Nel caso di Cara Utopia, la drammaturgia è firmata da Maria Teresa Berardelli, portatrice anche lei di un percorso poliedrico: dopo un iniziale accostamento al teatro in qualità di attrice fra 2003 e 2005, decide di dedicarsi alla sola scrittura per il palcoscenico, iniziando dal 2009 una intensissima produzione cadenzata da riconoscimenti immediati (Premio Riccione-Tondelli 2009, Premi Fersen e Citta di Chieri 2010). Con Cara Utopia, la giovane drammaturga romana realizza una base testuale in lingua standard per la successiva traduzione in dialetto pugliese operata da Marianna Di Mauro in virtù delle origini tarantine di quest'ultima. Il personaggio di Pasqualina è dunque il risultato di un procedimento metodico che contiene il passaggio stratificato -tutto femminile- di drammaturga, regista e attrice, in una formula cooperativa per la quale ciascuno dei contributi si rende decisivo, imprescindibile, insostituibile.
La scenografia proposta nell'ultimo allestimento partecipa a questo tipo di processo, ponendo in risalto la presenza della protagonista per via di un apparato scenico estremamente ridotto nelle proporzioni, che in questo modo funge da icona per le memorie condensate che la protagonista recupera progressivamente nel suo racconto. Efficace, oltre che elegante, in questo senso la scelta di sospendere a mezz'aria la casupola trasparente carica di piante e ricordi, dove presenzia in primo piano il modellino di una cucina per bambole, che perde immediatamente ogni rimando alla simulazione o al gioco infantile.

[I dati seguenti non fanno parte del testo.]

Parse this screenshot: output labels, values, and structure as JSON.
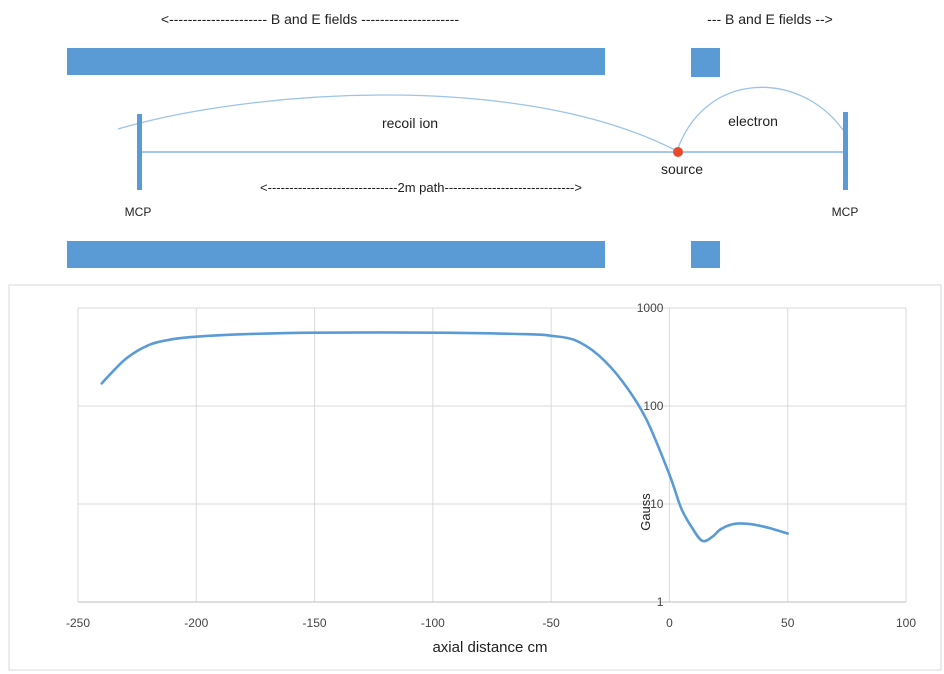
{
  "diagram": {
    "left_field_label": "<--------------------- B and E fields ---------------------",
    "right_field_label": "--- B and E fields -->",
    "recoil_label": "recoil ion",
    "electron_label": "electron",
    "source_label": "source",
    "path_label": "<------------------------------2m path------------------------------>",
    "mcp_left_label": "MCP",
    "mcp_right_label": "MCP",
    "colors": {
      "magnet": "#5b9bd5",
      "trajectory": "#9dc3e6",
      "axis_line": "#6fa8dc",
      "source": "#e8482c"
    }
  },
  "chart_data": {
    "type": "line",
    "title": "",
    "xlabel": "axial distance cm",
    "ylabel": "Gauss",
    "xlim": [
      -250,
      100
    ],
    "ylim": [
      1,
      1000
    ],
    "yscale": "log",
    "x_ticks": [
      "-250",
      "-200",
      "-150",
      "-100",
      "-50",
      "0",
      "50",
      "100"
    ],
    "y_ticks": [
      "1",
      "10",
      "100",
      "1000"
    ],
    "grid": true,
    "line_color": "#5b9bd5",
    "series": [
      {
        "name": "",
        "x": [
          -240,
          -230,
          -220,
          -210,
          -200,
          -180,
          -150,
          -100,
          -60,
          -50,
          -40,
          -30,
          -20,
          -10,
          0,
          5,
          10,
          14,
          18,
          22,
          28,
          35,
          42,
          50
        ],
        "y": [
          170,
          300,
          420,
          480,
          510,
          540,
          560,
          560,
          540,
          520,
          470,
          330,
          180,
          75,
          20,
          9,
          5.5,
          4.2,
          4.6,
          5.6,
          6.3,
          6.2,
          5.7,
          5.0
        ]
      }
    ]
  }
}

In questa cornice, Claudia Crisafio è abile e generosa soprattutto sul piano del lavoro corporeo, sia nei passaggi in cui la parola si ferma, lasciando spazio ad azioni quasi coreografiche, che più in generale nell'amministrarsi senza sbavature in un abito recitativo decisamente faticoso, che la costringe in posizione ripiegata per la quasi integralità della performance. Marianna Di Mauro manovra con decisione lo spettacolo lontano dalle sacche della narrazione statica, attingendo in parte alla lezione del teatrodanza che l'ha vista studiosa ed allieva di Pina Bausch.
La scrittura di Maria Teresa Bernardelli tenta di rifuggire dal rischio del patetismo, caricando il personaggio di Pasqualina di motivi volitivi e di speranza, come risposta pervicace rispetto al suo destino picaresco: è in questa resilienza della fiducia e del sogno tangibile che sta l'utopia. La drammaturga ha buon gioco in questo schema inserendo i motivi collaudati del cibo e della territorialità. Manca all'impianto complessivo dello spettacolo la quiddità dell'ispirazione, della sorpresa, del graffio e dell'originalità piena, assestandosi sui valori di una sicura mediezza.